Clinical findings on initial presentation. (a) and (b) illustrate erythema and swelling of the distal digits, pustules, nail hyperkeratosis, and detachment. Of note, these pictures were taken following intralesional corticosteroids injection and ultrapotent topical corticosteroid use.
Tildrakizumab was started in September 2021 (psoriasis dosing, compassionate use). Two weeks later, decreased cutaneous pain was reported. At 3 months follow-up, skin erythema resolved, and nails improved significantly. Joint pain (bilateral knees) remained, and corticosteroids were injected into his knees by rheumatology. At 6 months of follow-up, there was no evidence of residual cutaneous or inflammatory joint disease. In June 2023 (21 months of treatment), he remained completely controlled (Figure 2(a) and (b)). No treatment-related side effects occurred during his treatment.
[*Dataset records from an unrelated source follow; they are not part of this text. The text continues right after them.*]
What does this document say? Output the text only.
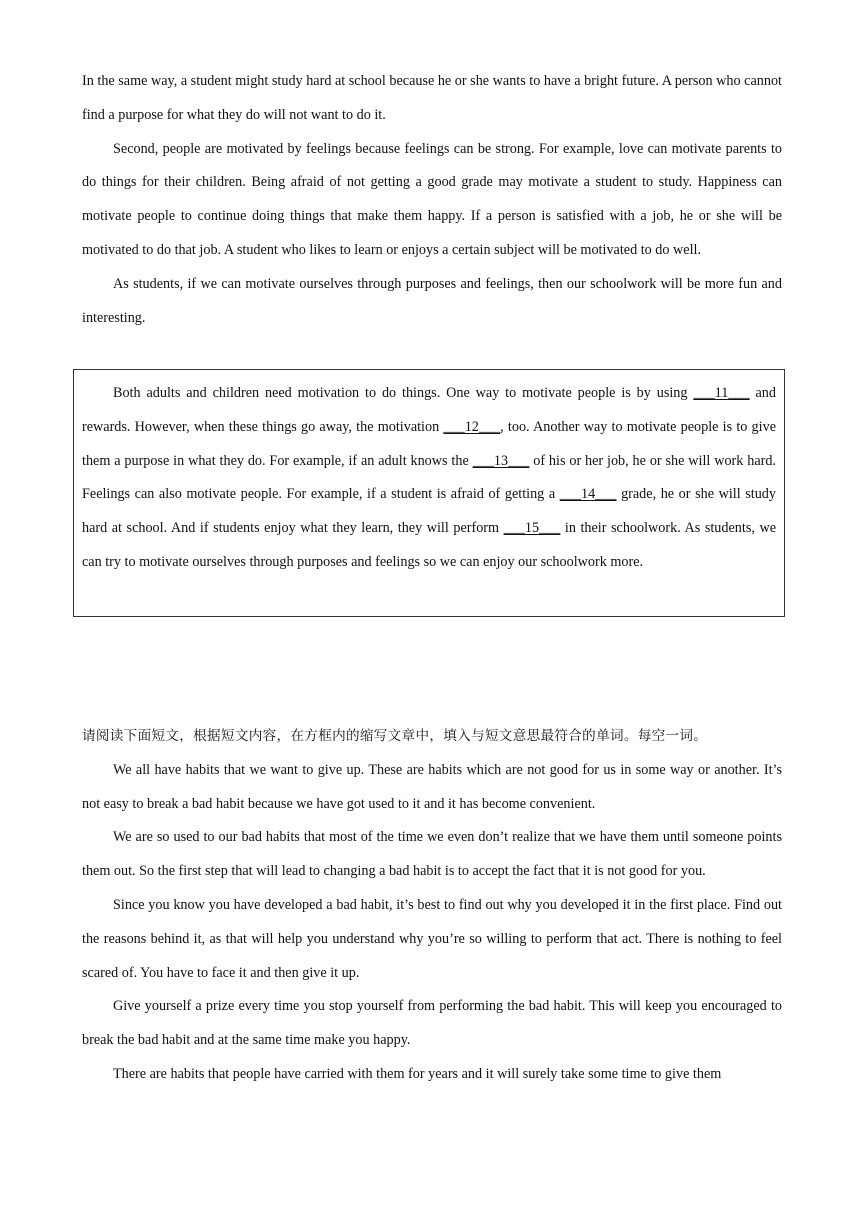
In the same way, a student might study hard at school because he or she wants to have a bright future. A person who cannot find a purpose for what they do will not want to do it.

Second, people are motivated by feelings because feelings can be strong. For example, love can motivate parents to do things for their children. Being afraid of not getting a good grade may motivate a student to study. Happiness can motivate people to continue doing things that make them happy. If a person is satisfied with a job, he or she will be motivated to do that job. A student who likes to learn or enjoys a certain subject will be motivated to do well.

As students, if we can motivate ourselves through purposes and feelings, then our schoolwork will be more fun and interesting.

Both adults and children need motivation to do things. One way to motivate people is by using ___11___ and rewards. However, when these things go away, the motivation ___12___, too. Another way to motivate people is to give them a purpose in what they do. For example, if an adult knows the ___13___ of his or her job, he or she will work hard. Feelings can also motivate people. For example, if a student is afraid of getting a ___14___ grade, he or she will study hard at school. And if students enjoy what they learn, they will perform ___15___ in their schoolwork. As students, we can try to motivate ourselves through purposes and feelings so we can enjoy our schoolwork more.

请阅读下面短文，根据短文内容，在方框内的缩写文章中，填入与短文意思最符合的单词。每空一词。

We all have habits that we want to give up. These are habits which are not good for us in some way or another. It’s not easy to break a bad habit because we have got used to it and it has become convenient.

We are so used to our bad habits that most of the time we even don’t realize that we have them until someone points them out. So the first step that will lead to changing a bad habit is to accept the fact that it is not good for you.

Since you know you have developed a bad habit, it’s best to find out why you developed it in the first place. Find out the reasons behind it, as that will help you understand why you’re so willing to perform that act. There is nothing to feel scared of. You have to face it and then give it up.

Give yourself a prize every time you stop yourself from performing the bad habit. This will keep you encouraged to break the bad habit and at the same time make you happy.

There are habits that people have carried with them for years and it will surely take some time to give them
Clinical finding after > 1 year of treatment. (a) and (b) show complete remission of skin and nail disease.
Discussion
While rare, ACH is associated with severe pain and reduced quality of life. 3 It is usually recalcitrant to skin-directed therapies and conventional immunosuppressants. 4 Our patient was given methotrexate for joint disease and developed pancytopenia. Because of the underlying cancer, recurrent empyema, open chest wall (Clagett window), and concomitant psoriatic arthritis, acitretin and cyclosporine were not good options. Biologics have revolutionized the treatment of psoriasis and hence make a reasonable approach to try in special subtypes of the disease, including ACH. 2 Among the biologics, there are successful reports using tumor necrosis factor α (TNF-α) inhibitors, ustekinumab, guselkumab, and IL-17 inhibitors. 4 Japan’s Ministry of Health, Labour and Welfare (MHLW) recently approved guselkumab and ixekizumab for generalized pustular psoriasis. 4 Hence, There have been four published cases of ACH treated with IL-23 inhibitors (guselkumab and risankizumab). 5 These patients had failed previous therapies (including other biologic agents) and showed complete responses to the IL-23 inhibitors with no adverse events noted with a mean observation period of 10 months. 5
To the best of our knowledge, this is the first case describing the successful use of tildrakizumab for ACH. The clinical response to tildrakizumab has been maintained for over 1 year of therapy, with no adverse events noted. Our findings highlight the promising treatment of ACH with IL-23 inhibitors.
Footnotes
Declaration of conflicting interests
The author(s) declared the following potential conflicts of interest with respect to the research, authorship, and/or publication of this article: E.N. has received investigator-initiated research support and/or acted as a consultant and/or speaker for Sun Pharma, Novartis, AbbVie, Beiersdorf, Leo Pharma, Eli Lilly, Sanofi, Bausch Health, BMS, Janssen, Mallinckrodt, UCB, Medexus, Boehringer Ingelheim, Eli Lilly, Galderma, Sandoz.
Funding
The author(s) received no financial support for the research, authorship, and/or publication of this article.
Informed consent
The patients in this manuscript have given written informed consent to the publication of their case details.